Renin plays a key role in the regulation of blood pressure by catalyzing the limiting step in the generation of angiotensin II. The cAMP/PKA/CREB signaling cascade is the central intracellular mechanism that controls the expression of renin. cAMP targets cAMP Response Elements (CRE) in the renin gene promoter. Therefore we aimed to investigate the functional role of the human renin promoter CRE sequences in vivo. Three CRE sites are identified in the human renin promoter: proximal promoter CRE, proximal promoter CNRE (cAMP and overlapping negative response element) and distal enhancer CRE. Reporter gene studies in the human renin-producing Calu-6 cell line showed that the proximal CRE is dispensable for the cAMP-dependent stimulation of the human renin gene.

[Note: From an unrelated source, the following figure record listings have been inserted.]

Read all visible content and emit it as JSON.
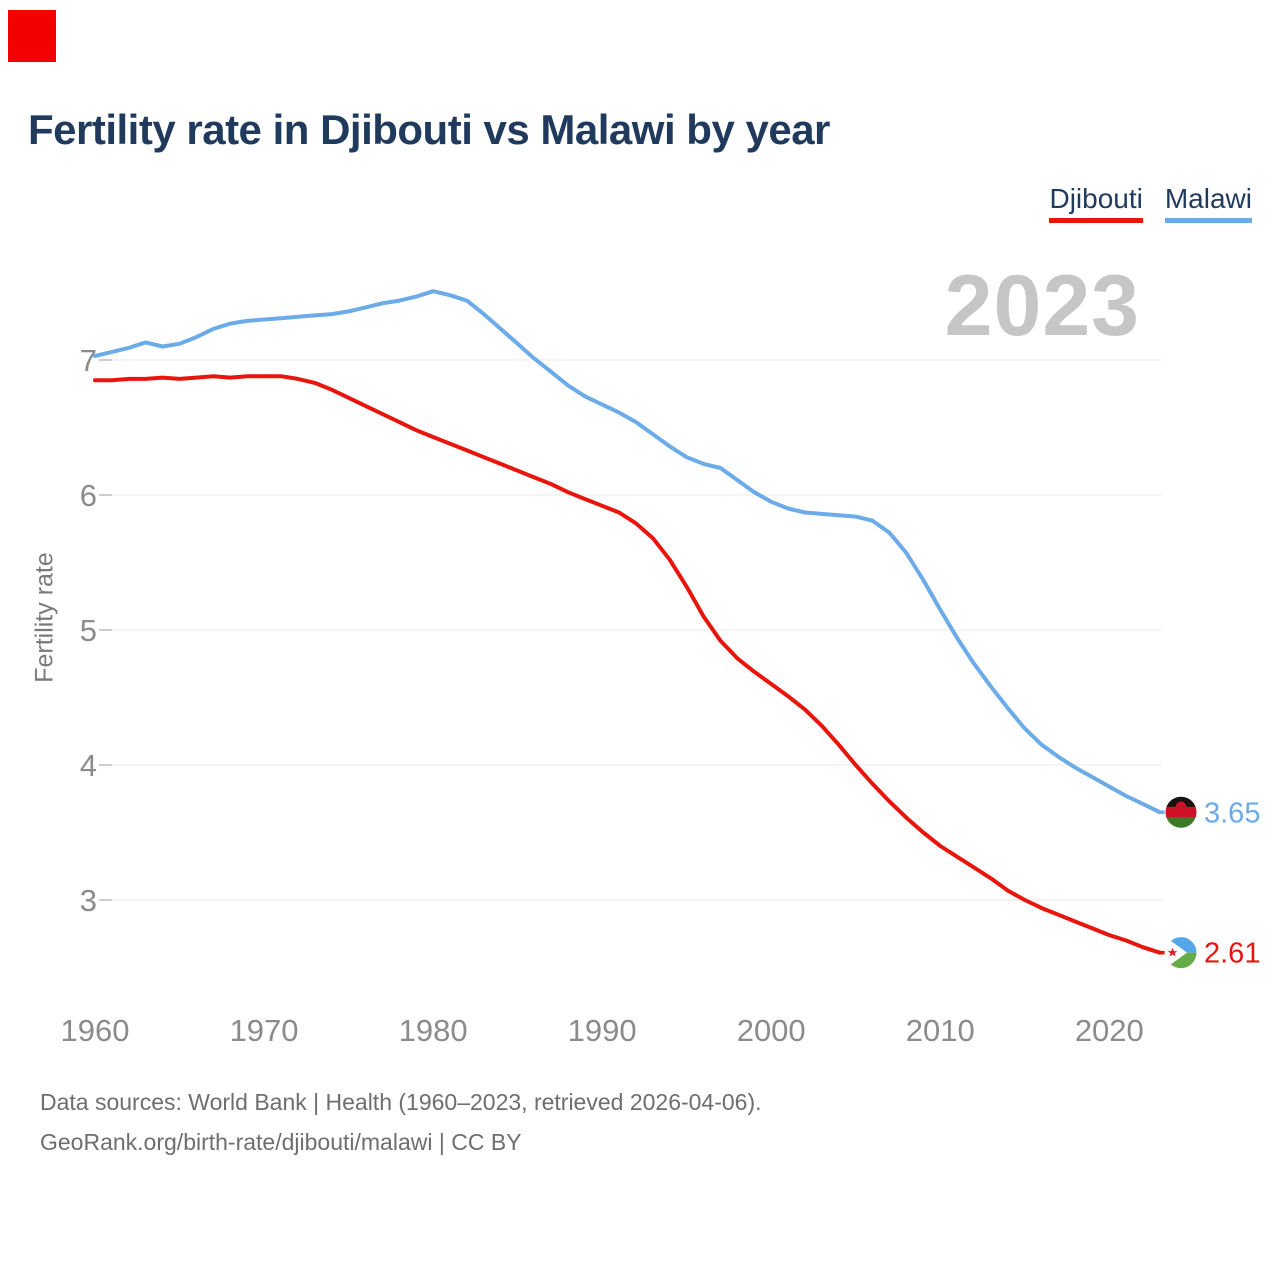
{
  "title": "Fertility rate in Djibouti vs Malawi by year",
  "marker": {
    "color": "#f40000"
  },
  "watermark": "2023",
  "legend": [
    {
      "label": "Djibouti",
      "color": "#e8150c"
    },
    {
      "label": "Malawi",
      "color": "#6babe8"
    }
  ],
  "footer": {
    "line1": "Data sources: World Bank | Health (1960–2023, retrieved 2026-04-06).",
    "line2": "GeoRank.org/birth-rate/djibouti/malawi | CC BY"
  },
  "chart_data": {
    "type": "line",
    "title": "Fertility rate in Djibouti vs Malawi by year",
    "xlabel": "",
    "ylabel": "Fertility rate",
    "x_start": 1960,
    "x_end": 2023,
    "x_ticks": [
      1960,
      1970,
      1980,
      1990,
      2000,
      2010,
      2020
    ],
    "y_ticks": [
      3,
      4,
      5,
      6,
      7
    ],
    "ylim": [
      2.4,
      7.6
    ],
    "grid": "horizontal-only",
    "legend_position": "top-right",
    "watermark_year": "2023",
    "colors": {
      "grid": "#e9e9e9",
      "tick_text": "#8b8b8b",
      "title": "#1f3a5c",
      "watermark": "#c6c6c6"
    },
    "series": [
      {
        "name": "Djibouti",
        "color": "#e8150c",
        "end_label": "2.61",
        "values": [
          6.85,
          6.85,
          6.86,
          6.86,
          6.87,
          6.86,
          6.87,
          6.88,
          6.87,
          6.88,
          6.88,
          6.88,
          6.86,
          6.83,
          6.78,
          6.72,
          6.66,
          6.6,
          6.54,
          6.48,
          6.43,
          6.38,
          6.33,
          6.28,
          6.23,
          6.18,
          6.13,
          6.08,
          6.02,
          5.97,
          5.92,
          5.87,
          5.79,
          5.68,
          5.52,
          5.32,
          5.1,
          4.92,
          4.79,
          4.69,
          4.6,
          4.51,
          4.41,
          4.29,
          4.15,
          4.0,
          3.86,
          3.73,
          3.61,
          3.5,
          3.4,
          3.32,
          3.24,
          3.16,
          3.07,
          3.0,
          2.94,
          2.89,
          2.84,
          2.79,
          2.74,
          2.7,
          2.65,
          2.61
        ]
      },
      {
        "name": "Malawi",
        "color": "#6babe8",
        "end_label": "3.65",
        "values": [
          7.03,
          7.06,
          7.09,
          7.13,
          7.1,
          7.12,
          7.17,
          7.23,
          7.27,
          7.29,
          7.3,
          7.31,
          7.32,
          7.33,
          7.34,
          7.36,
          7.39,
          7.42,
          7.44,
          7.47,
          7.51,
          7.48,
          7.44,
          7.34,
          7.23,
          7.12,
          7.01,
          6.91,
          6.81,
          6.73,
          6.67,
          6.61,
          6.54,
          6.45,
          6.36,
          6.28,
          6.23,
          6.2,
          6.11,
          6.02,
          5.95,
          5.9,
          5.87,
          5.86,
          5.85,
          5.84,
          5.81,
          5.72,
          5.57,
          5.37,
          5.15,
          4.94,
          4.75,
          4.58,
          4.42,
          4.27,
          4.15,
          4.06,
          3.98,
          3.91,
          3.84,
          3.77,
          3.71,
          3.65
        ]
      }
    ]
  }
}
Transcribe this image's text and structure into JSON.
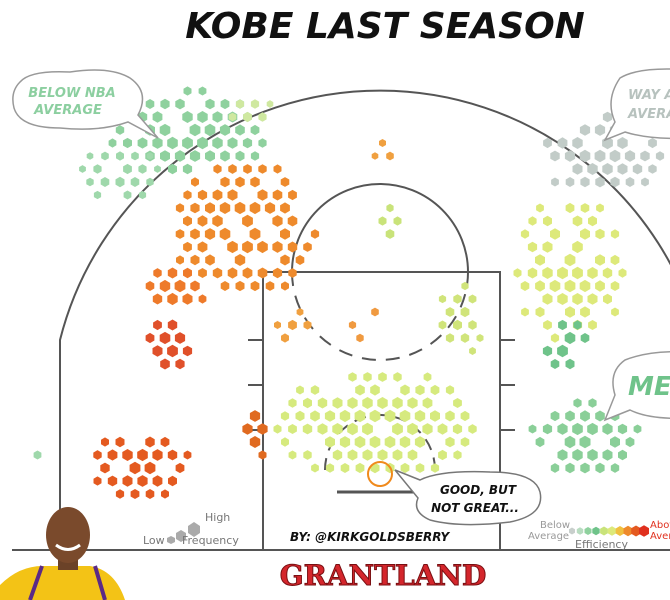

Therefore we generated a transgenic mouse expressing a LacZ reporter under the control of the 12,2 kb human renin promoter containing mutations in the proximal CNRE and in the enhancer CRE. The proximal 12,2 kb human renin promoter is known to be sufficient for the cell-specific expression of renin gene. Beta-gal staining of adult kidney showed that the transgene is correctly targeted to the juxtaglomerular (JG) position of the afferent arterioles. Unexpectedly beta-gal was expressed also throughout the large arterial vessels as well as in glomeruli and in medullary interstitium of adult kidney.

Our data suggest that the human renin CRE regulatory sequences are important for the cell-specific expression of renin in the kidney.